Recruiting, resourcing, and managing volunteers is a key aspect of all churches and Christian organizations. Dr. Doug Fagerstrom, senior vice president of ConvergeWorldwide and a former seminary president, has written a masterful book on volunteers, based on his more than four decades of ministry.
The Volunteer: A Personal Toolkit for the Dedicated Volunteer, was published in the fall of 2009 by BMH Books of Winona Lake, Indiana. Here are a few excerpts from chapter 1, entitled “Developing a Relationship With Your Leader.” More information on the book is available at bmhbooks.com or by calling (toll-free) 1-800-348-2756.
A relationship between volunteer and leader is necessary-an open relationship with your direct leader or supervisor will foster healthy communication and meaningful outcomes at the end of every ministry encounter
Ten Imperatives for a Leader and a Volunteer
1. Always tell the truth.
2. Be careful how you talk about others.
3. Learn to ask lots of questions.
4. Learn to listen to each other.
5. Practice the fruit of God’s spirit (see Galatians 6).

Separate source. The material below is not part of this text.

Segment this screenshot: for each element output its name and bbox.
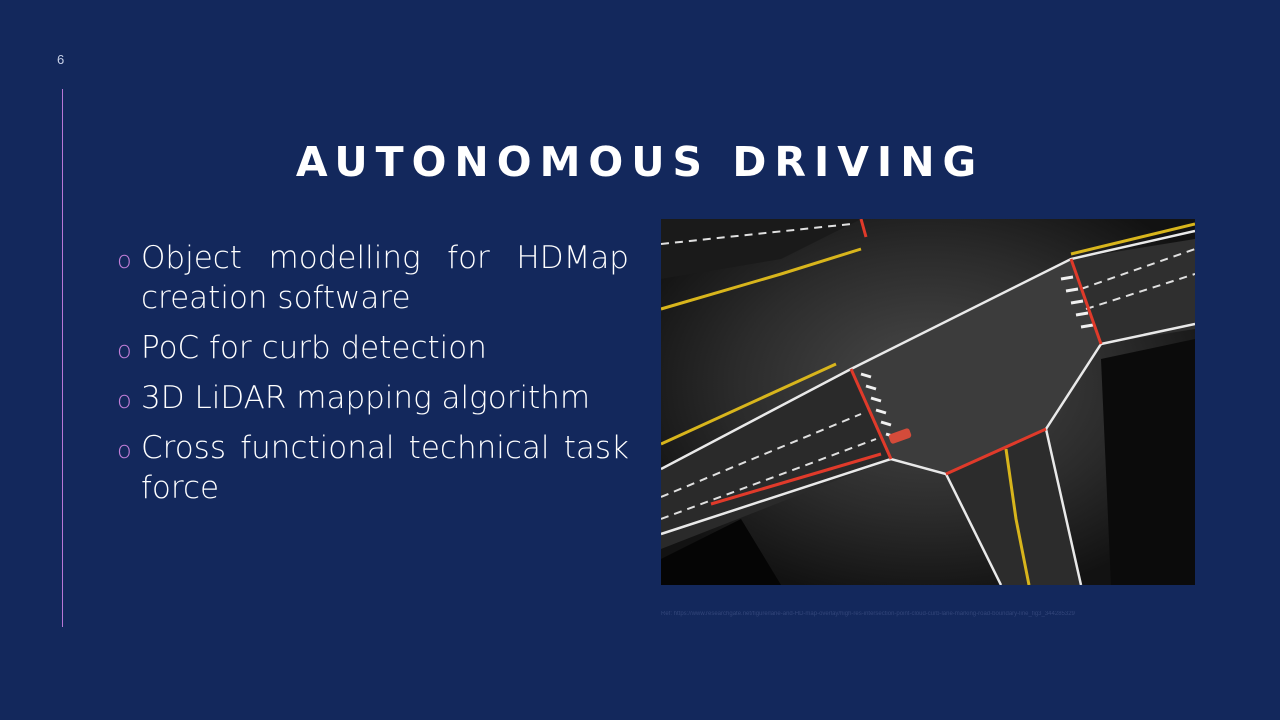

6. Have fun with each other.
7. Share prayer requests.
8. Pray about the ministry together.
9. Don’t wait for the other to take the first step.
10. Encourage each other by saying, “Well done!” or “Good Job!” or “I Appreciate You!”

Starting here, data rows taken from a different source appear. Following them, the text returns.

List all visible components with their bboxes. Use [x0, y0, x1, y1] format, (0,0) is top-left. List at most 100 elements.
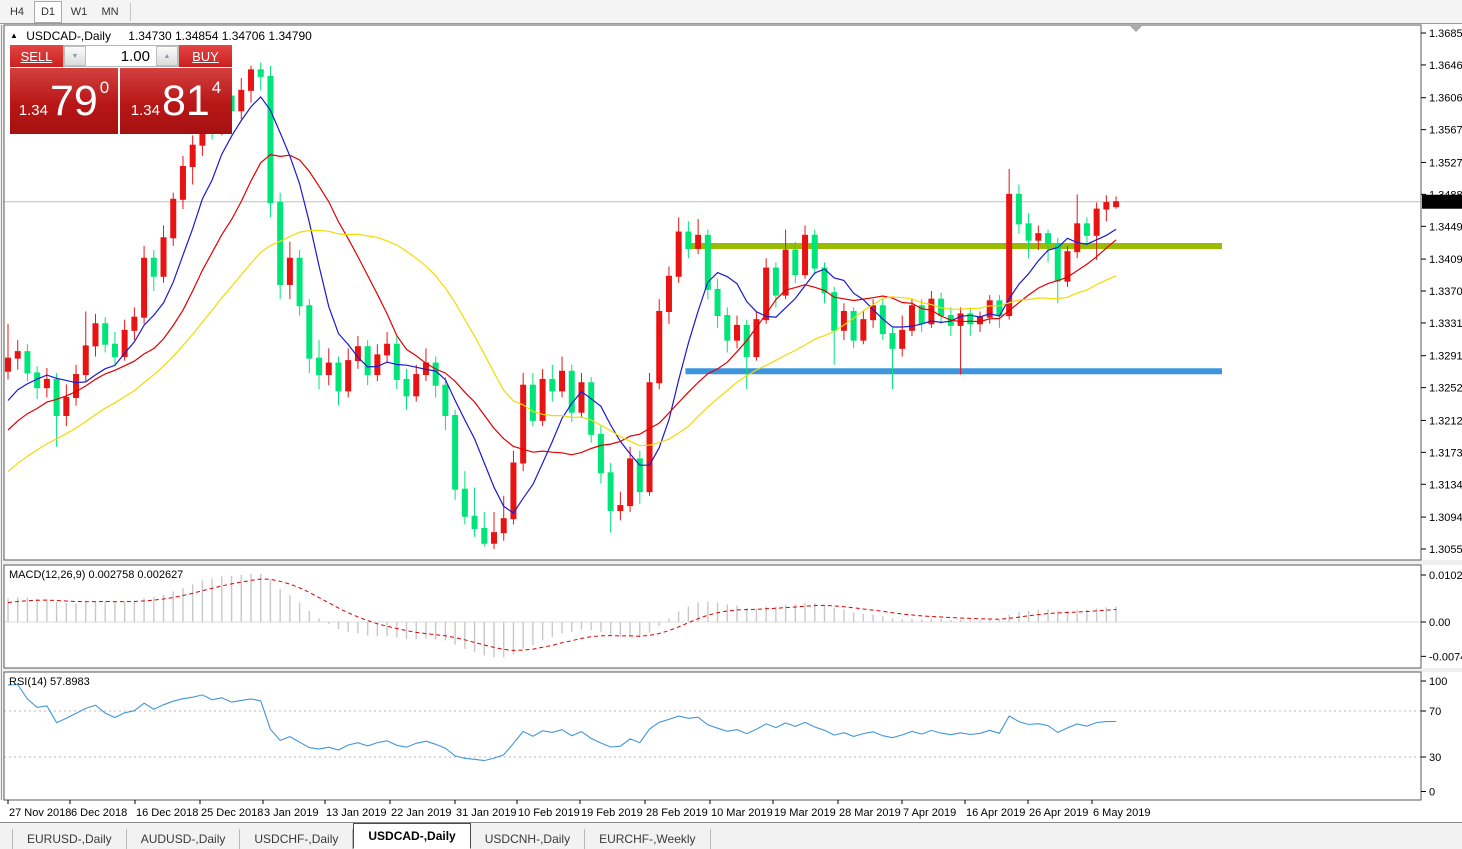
candle: [734, 324, 740, 341]
macd-label: MACD(12,26,9) 0.002758 0.002627: [9, 569, 183, 581]
time-axis-label: 19 Mar 2019: [774, 807, 836, 819]
candle: [452, 414, 459, 490]
buy-button[interactable]: BUY: [179, 45, 232, 67]
candle: [559, 370, 566, 392]
candle: [520, 384, 527, 464]
candle: [179, 166, 186, 200]
candle: [899, 329, 906, 349]
candle: [1006, 193, 1013, 317]
candle: [160, 237, 167, 277]
time-axis-label: 10 Mar 2019: [711, 807, 773, 819]
sell-price-big: 79: [49, 77, 98, 125]
candle: [131, 316, 138, 331]
time-axis-label: 28 Feb 2019: [646, 807, 708, 819]
price-axis-label: 1.32120: [1429, 415, 1462, 427]
candle: [432, 362, 439, 386]
tab-usdcad-daily[interactable]: USDCAD-,Daily: [353, 823, 471, 849]
candle: [306, 305, 313, 359]
sell-button[interactable]: SELL: [10, 45, 63, 67]
price-axis-label: 1.31730: [1429, 447, 1462, 459]
candle: [102, 323, 109, 345]
macd-axis-label: -0.007477: [1429, 651, 1462, 663]
volume-increase-icon[interactable]: ▲: [156, 46, 178, 66]
candle: [792, 249, 799, 276]
candle: [617, 505, 624, 512]
candle: [111, 343, 118, 358]
candle: [1045, 233, 1052, 244]
candle: [238, 89, 245, 112]
macd-axis-label: 0.00: [1429, 617, 1450, 629]
candle: [345, 360, 352, 392]
candle: [1093, 208, 1100, 236]
time-axis-label: 6 Dec 2018: [71, 807, 127, 819]
tab-eurchf-weekly[interactable]: EURCHF-,Weekly: [585, 829, 711, 849]
candle: [549, 378, 556, 392]
price-axis-label: 1.31340: [1429, 479, 1462, 491]
candle: [656, 310, 663, 384]
ohlc-values: 1.34730 1.34854 1.34706 1.34790: [128, 29, 312, 43]
time-axis[interactable]: 27 Nov 2018 6 Dec 2018 16 Dec 2018 25 Dec 2…: [7, 800, 1150, 819]
candle: [889, 333, 896, 349]
candle: [500, 518, 507, 534]
time-axis-label: 26 Apr 2019: [1029, 807, 1088, 819]
candle: [14, 351, 21, 359]
candle: [831, 292, 838, 331]
volume-decrease-icon[interactable]: ▼: [64, 46, 86, 66]
candle: [607, 472, 614, 512]
rsi-value: 57.8983: [49, 676, 90, 688]
time-axis-label: 16 Dec 2018: [136, 807, 198, 819]
candle: [627, 458, 634, 507]
candle: [1103, 202, 1110, 210]
candle: [335, 362, 342, 392]
tab-eurusd-daily[interactable]: EURUSD-,Daily: [12, 829, 127, 849]
candle: [695, 234, 702, 249]
time-axis-label: 16 Apr 2019: [966, 807, 1025, 819]
rsi-axis-label: 100: [1429, 676, 1447, 688]
candle: [821, 267, 828, 294]
candle: [714, 288, 721, 317]
tab-usdchf-daily[interactable]: USDCHF-,Daily: [240, 829, 354, 849]
trading-terminal-window: H4 D1 W1 MN 1.368501.364601.360601.35670…: [0, 0, 1462, 849]
candle: [248, 69, 254, 91]
candle: [325, 362, 332, 376]
volume-input[interactable]: [86, 46, 156, 66]
time-axis-label: 3 Jan 2019: [264, 807, 318, 819]
candle: [53, 378, 60, 416]
candle: [811, 234, 818, 269]
price-axis-label: 1.32910: [1429, 351, 1462, 363]
rsi-name: RSI(14): [9, 676, 47, 688]
pane-backgrounds: [0, 25, 1462, 800]
tab-usdcnh-daily[interactable]: USDCNH-,Daily: [471, 829, 586, 849]
buy-price-tile: 1.34 81 4: [120, 68, 232, 134]
candle: [1025, 223, 1032, 241]
current-price-tag: 1.34790: [1425, 197, 1462, 209]
tab-audusd-daily[interactable]: AUDUSD-,Daily: [127, 829, 241, 849]
rsi-axis-label: 70: [1429, 706, 1441, 718]
candle: [63, 396, 70, 416]
candle: [374, 354, 381, 376]
chart-tab-bar: EURUSD-,Daily AUDUSD-,Daily USDCHF-,Dail…: [0, 822, 1462, 849]
price-axis-label: 1.36060: [1429, 93, 1462, 105]
time-axis-label: 19 Feb 2019: [581, 807, 643, 819]
candle: [481, 528, 488, 544]
symbol-period-label: USDCAD-,Daily: [26, 29, 111, 43]
candle: [384, 343, 391, 356]
candle: [665, 275, 672, 312]
collapse-panel-icon[interactable]: ▲: [10, 31, 18, 40]
time-axis-label: 25 Dec 2018: [201, 807, 263, 819]
volume-stepper: ▼ ▲: [63, 45, 179, 67]
candle: [24, 351, 31, 374]
candle: [5, 357, 11, 372]
candle: [860, 319, 867, 341]
time-axis-label: 10 Feb 2019: [518, 807, 580, 819]
price-axis-label: 1.33700: [1429, 286, 1462, 298]
price-axis-label: 1.30940: [1429, 512, 1462, 524]
candle: [529, 384, 536, 421]
candle: [724, 315, 731, 341]
price-axis-label: 1.34090: [1429, 254, 1462, 266]
time-axis-label: 13 Jan 2019: [326, 807, 387, 819]
candle: [43, 378, 50, 389]
candle: [461, 488, 468, 517]
sell-price-sup: 0: [99, 78, 110, 97]
candle: [316, 357, 323, 376]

The key to working well together is good communication. Some leaders find it difficult to ask volunteers to meet certain expectations. They feel tentative about requiring too much of a volunteer, or they live in fear of losing the volunteer. Letting a leader know what he or she can expect of a volunteer can reduce this potential tension. Make intentions and boundaries simple and clear.

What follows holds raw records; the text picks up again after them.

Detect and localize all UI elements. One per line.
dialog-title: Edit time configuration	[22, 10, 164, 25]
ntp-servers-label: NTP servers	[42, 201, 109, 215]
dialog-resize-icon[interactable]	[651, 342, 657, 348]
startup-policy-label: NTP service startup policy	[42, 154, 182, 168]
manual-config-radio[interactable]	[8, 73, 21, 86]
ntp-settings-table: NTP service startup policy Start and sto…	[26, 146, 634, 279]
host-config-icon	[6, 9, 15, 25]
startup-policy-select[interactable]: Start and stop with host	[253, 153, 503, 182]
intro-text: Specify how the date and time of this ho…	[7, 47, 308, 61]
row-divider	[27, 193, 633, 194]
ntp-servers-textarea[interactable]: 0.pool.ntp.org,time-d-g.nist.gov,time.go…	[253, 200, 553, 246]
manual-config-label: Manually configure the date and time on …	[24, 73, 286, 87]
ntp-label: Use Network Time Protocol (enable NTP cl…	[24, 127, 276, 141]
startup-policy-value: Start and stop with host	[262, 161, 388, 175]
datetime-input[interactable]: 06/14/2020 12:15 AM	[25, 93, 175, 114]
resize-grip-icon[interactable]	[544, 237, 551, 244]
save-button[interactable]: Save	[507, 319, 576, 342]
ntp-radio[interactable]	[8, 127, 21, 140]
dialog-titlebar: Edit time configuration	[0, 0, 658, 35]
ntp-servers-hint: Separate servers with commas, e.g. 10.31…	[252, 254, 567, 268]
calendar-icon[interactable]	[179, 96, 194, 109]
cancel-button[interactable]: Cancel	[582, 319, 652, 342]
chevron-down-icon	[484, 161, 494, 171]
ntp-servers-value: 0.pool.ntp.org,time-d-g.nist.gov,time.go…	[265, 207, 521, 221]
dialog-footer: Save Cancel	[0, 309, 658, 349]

Ten Things a Leader Would Love To Know About A Volunteer’s Role and Level of Commitment
1. I will commit to serve _____ hours per week.
2. I will serve from ____(month) through _____ (month).
3. I will commit to this ministry role for _____ (period of time).
4. My first priority(ies) that may preempt my service responsibility is (are) _____.
5. I am/am not willing to attend extra meetings that you may require.
6. I can/cannot give personal financial resources toward this ministry.
7. I will help you recruit people to serve with us and will participate in all training experiences.
8. I will be loyal to this ministry by speaking well of you and others.
9. If I experience any difficulties in service, I will let you know right away.
10. I will give you plenty of notice if I decide to leave my role of service in this ministry.
Do you want to grow? Do you desire to offer better service to others and to God? If so, healthy feedback is one way to engage the growth process. Ask “How can I grow?” Ask your leader what you can do to improve your work. Do this in a casual environment when there is time for constructive dialogue with meaningful questions and responses.
Every leader needs grace, mercy, and help. Remember that your ministry supervisor does not just wrestle with flesh and blood but with the unseen forces of evil in this fallen and broken world (Ephesians 6:12). Your leader needs your prayer support!